Entretanto, o nome popular ou nome vulgar varia de acordo com a localidade. Uma mesma árvore pode apresentar às vezes múltiplas denominações e isto dificulta o seu estudo pois nunca se teria certeza de estar tratando da mesma planta. Muitas tentativas foram feitas então para agrupar os vegetais de acordo com as suas características comuns.
Nomenclatura científica
Carollus Linnaeus, médico e naturalista sueco do séc. XVIII, propôs em seu livro Species plantarum, de 1753, um sistema de classificação binomial para denominar espécie.
Define-se espécie como um grupo de organismos com morfologia semelhante, capazes de intercruzarem-se e produzir descendentes férteis (apesar de que alguns carvalhos europeus conseguem cruzar entre si mesmo sendo espécies diferentes e produzir híbridos férteis).
A classificação binomial é um sistema internacionalmente aceito (atualmente regido pelo Código Internacional de Nomenclatura Botânica). De acordo com este método, duas palavras designam uma espécie. A primeira refere-se ao gênero e a segunda é chamada de epíteto específico.
O gênero reúne um grupo de espécies. O epíteto específico refere-se ao segundo vocábulo escrito após o gênero. Isoladamente não tem significado ou importância taxonômica, somente quando precedido do nome genérico.
Quanto ao idioma usa-se o latim para denominar as espécies botânicas, pois este não sofre mais variações.

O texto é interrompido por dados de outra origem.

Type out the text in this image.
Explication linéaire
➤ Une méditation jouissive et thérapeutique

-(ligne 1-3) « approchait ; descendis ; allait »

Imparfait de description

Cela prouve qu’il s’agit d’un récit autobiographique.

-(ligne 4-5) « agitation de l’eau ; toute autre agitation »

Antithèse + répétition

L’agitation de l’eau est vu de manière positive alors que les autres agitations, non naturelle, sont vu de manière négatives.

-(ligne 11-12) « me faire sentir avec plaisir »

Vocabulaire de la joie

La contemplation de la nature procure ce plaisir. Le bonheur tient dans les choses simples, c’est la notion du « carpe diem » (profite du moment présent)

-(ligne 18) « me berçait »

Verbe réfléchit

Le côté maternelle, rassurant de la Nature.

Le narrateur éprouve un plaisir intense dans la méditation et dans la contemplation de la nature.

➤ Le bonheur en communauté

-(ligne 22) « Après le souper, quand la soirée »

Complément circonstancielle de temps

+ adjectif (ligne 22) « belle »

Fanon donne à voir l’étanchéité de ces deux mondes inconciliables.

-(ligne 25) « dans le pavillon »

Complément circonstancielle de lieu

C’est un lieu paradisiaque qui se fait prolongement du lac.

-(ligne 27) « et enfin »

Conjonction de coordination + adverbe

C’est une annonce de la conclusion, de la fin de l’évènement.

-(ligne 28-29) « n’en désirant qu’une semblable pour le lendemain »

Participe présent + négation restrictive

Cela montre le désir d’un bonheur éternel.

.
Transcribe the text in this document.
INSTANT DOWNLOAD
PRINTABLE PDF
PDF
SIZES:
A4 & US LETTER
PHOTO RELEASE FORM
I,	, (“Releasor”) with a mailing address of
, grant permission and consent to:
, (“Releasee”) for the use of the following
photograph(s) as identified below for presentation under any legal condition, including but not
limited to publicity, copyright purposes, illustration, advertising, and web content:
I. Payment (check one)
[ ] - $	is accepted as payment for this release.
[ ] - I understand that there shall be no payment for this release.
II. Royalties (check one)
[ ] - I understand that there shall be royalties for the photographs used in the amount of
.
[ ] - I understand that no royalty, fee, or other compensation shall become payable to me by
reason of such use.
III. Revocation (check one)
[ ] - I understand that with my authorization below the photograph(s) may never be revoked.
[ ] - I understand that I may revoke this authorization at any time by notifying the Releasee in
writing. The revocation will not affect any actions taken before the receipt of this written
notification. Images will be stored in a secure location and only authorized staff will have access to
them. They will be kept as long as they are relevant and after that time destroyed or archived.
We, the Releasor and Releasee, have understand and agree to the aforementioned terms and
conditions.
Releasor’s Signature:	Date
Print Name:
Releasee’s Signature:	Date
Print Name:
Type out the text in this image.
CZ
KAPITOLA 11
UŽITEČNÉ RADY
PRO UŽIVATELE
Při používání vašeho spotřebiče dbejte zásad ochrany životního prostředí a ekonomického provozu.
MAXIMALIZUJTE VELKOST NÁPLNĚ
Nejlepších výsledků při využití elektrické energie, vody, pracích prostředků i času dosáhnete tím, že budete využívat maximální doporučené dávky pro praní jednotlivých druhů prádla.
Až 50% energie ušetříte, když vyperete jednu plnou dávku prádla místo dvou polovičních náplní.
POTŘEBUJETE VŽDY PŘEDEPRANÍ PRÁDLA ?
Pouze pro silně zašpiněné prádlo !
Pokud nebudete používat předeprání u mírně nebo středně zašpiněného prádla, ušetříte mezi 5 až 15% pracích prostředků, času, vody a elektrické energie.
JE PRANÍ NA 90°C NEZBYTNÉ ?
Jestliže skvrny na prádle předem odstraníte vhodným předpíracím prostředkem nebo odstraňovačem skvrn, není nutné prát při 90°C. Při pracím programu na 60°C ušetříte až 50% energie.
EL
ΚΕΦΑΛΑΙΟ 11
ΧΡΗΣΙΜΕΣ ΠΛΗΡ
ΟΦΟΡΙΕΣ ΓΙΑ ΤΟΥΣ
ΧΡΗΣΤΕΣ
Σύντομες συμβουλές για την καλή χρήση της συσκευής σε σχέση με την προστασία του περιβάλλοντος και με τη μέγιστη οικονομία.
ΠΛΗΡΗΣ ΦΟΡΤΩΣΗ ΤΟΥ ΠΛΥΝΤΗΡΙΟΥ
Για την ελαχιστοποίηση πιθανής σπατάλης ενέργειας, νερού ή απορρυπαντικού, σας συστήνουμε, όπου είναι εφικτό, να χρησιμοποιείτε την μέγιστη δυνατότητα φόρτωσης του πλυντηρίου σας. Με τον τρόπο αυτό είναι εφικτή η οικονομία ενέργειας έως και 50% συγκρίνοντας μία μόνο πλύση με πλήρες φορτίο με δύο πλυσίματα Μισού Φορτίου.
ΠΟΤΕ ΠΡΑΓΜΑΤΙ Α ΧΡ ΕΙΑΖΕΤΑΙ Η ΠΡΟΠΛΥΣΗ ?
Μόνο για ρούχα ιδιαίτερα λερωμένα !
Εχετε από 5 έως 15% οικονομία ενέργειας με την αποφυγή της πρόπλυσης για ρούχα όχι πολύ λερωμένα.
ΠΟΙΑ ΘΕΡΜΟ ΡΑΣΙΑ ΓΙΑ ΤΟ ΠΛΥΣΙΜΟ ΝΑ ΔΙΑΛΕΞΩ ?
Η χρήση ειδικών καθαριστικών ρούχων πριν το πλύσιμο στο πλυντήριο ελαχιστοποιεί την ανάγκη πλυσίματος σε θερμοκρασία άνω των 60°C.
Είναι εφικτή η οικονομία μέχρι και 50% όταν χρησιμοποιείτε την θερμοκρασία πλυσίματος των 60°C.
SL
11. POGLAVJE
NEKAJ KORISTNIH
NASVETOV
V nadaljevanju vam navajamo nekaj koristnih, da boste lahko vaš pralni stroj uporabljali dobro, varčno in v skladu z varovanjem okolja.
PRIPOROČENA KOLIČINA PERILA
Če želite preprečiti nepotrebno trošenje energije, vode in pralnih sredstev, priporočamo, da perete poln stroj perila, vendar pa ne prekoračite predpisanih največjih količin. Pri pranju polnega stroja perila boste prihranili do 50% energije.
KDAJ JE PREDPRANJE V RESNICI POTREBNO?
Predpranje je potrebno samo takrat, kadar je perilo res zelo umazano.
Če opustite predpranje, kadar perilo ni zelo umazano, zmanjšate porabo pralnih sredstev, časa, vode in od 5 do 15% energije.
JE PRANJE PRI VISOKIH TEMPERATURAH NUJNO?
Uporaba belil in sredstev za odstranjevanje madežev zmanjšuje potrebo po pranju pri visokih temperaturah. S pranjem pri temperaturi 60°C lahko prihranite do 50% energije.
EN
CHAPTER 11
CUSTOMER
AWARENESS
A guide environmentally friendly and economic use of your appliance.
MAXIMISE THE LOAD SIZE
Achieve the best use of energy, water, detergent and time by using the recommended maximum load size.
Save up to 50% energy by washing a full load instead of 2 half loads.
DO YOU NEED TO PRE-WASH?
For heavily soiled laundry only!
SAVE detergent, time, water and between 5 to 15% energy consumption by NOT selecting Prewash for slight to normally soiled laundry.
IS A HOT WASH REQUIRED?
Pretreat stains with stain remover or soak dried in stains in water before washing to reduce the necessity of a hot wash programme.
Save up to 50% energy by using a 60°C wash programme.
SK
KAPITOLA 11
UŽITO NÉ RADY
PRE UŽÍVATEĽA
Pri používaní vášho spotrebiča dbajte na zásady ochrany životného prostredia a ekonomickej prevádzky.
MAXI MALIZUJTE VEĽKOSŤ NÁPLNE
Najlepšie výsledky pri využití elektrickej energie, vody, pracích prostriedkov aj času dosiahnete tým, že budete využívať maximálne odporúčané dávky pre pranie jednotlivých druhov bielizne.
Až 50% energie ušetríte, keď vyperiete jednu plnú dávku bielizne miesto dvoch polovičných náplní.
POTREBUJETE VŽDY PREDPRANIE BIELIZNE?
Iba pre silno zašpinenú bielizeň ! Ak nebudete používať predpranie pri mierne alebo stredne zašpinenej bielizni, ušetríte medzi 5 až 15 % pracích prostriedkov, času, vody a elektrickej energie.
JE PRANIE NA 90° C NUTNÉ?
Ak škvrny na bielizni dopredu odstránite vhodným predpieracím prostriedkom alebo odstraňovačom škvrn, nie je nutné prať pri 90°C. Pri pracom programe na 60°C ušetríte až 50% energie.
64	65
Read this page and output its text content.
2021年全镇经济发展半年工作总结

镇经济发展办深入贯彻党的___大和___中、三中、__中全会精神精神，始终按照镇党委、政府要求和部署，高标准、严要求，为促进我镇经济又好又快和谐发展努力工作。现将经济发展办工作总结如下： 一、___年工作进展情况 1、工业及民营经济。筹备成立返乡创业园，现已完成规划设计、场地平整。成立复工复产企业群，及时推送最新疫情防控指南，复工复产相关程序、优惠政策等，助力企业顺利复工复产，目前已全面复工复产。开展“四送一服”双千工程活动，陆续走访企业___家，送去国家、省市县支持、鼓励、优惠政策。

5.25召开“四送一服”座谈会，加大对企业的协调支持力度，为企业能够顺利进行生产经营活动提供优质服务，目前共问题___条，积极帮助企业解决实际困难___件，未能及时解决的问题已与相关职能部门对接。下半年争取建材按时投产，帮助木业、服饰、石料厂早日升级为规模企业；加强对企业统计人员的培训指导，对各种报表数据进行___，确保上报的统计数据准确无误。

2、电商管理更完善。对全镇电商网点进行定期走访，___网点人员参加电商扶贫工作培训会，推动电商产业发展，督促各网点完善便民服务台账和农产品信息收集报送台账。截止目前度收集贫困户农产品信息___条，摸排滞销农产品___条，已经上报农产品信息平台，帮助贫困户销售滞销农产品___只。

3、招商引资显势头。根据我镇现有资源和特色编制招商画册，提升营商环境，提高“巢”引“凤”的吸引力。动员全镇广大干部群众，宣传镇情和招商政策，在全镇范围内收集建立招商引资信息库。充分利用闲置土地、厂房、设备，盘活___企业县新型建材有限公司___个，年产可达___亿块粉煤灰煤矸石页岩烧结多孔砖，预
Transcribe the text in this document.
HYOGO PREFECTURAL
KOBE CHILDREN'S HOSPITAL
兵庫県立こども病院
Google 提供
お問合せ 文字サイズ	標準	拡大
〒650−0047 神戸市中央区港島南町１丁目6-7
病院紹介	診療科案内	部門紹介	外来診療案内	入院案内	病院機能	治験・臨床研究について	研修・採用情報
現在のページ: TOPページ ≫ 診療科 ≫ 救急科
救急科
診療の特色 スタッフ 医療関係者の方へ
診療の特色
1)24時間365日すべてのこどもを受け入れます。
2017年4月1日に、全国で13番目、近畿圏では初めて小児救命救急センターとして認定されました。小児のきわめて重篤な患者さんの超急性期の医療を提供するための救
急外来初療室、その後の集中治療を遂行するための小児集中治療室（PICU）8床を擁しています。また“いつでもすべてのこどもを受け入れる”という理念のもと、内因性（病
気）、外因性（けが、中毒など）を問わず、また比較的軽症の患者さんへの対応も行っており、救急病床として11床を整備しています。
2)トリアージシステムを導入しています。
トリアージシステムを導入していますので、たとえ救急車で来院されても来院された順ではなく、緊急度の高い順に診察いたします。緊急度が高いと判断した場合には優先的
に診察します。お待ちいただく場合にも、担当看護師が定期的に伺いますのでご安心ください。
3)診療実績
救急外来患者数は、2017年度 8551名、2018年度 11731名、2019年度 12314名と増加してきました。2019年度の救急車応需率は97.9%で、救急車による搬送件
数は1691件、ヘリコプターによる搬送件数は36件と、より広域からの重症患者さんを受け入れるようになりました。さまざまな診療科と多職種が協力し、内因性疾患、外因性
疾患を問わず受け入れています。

A grafia do nome científico obedece a seguinte regra: apenas a primeira letra do gênero deve ser maiúscula e todas as demais minúsculas. O nome da espécie é seguido do nome do autor que pela primeira vez descreveu a planta. Gênero e epíteto específico devem ser escritos geralmente em caracteres "itálicos". Ex.:
Cedrela odorata L.
Neste caso Cedrela odorata é o nome da espécie, o gênero em que está incluída é Cedrela, o epíteto específico é odorata e o autor da descrição é Linnaeus (abreviado).
Pode se escrever o gênero de maneira abreviada (primeira letra maiúscula e ponto) a partir da segunda vez em que é citado no mesmo trabalho. Ex.:
C. odorataQuando a identificação de uma amostra é feita somente a nível de gênero escreve-se acrescenta-se "sp" após o nome genérico. Ex.:
Virola sp
Quando cita-se uma característica presente em todas as espécies de um gênero pode se empregar a seguinte forma:
Virola spp
O "spp" após o gênero indica que é comum à várias espécies.
Além do nome científico da espécie, há ainda uma sucessão hierárquica de agrupamentos (taxa): Reino, Divisão, Classe, Ordem e Família. Neste livro adotou-se para a classificação das espécies citadas o nome vulgar mais comum, seguido do nome científico e família.
Família - Refere-se a um agrupamento de gêneros. O nome científico da família a qual determinado gênero pertence deve ser escrito em caracteres normais, em geral com a primeira letra maiúscula e terminação em aceae (pronuncia-se "aceé"). Ex.:
Meliaceae (lê-se meliaceé)
Moraceae (lê-se moraceé)
É interessante lembrar que o nome de algumas famílias não terminam em "aceae" (Compositae, por exemplo).
Seguindo estas recomendações básicas, é possível supor que quando uma espécie for citada, tenha-se a certeza sobre qual planta está se estudando, mesmo que popularmente ela receba muitos nomes vulgares nas várias regiões em que habita.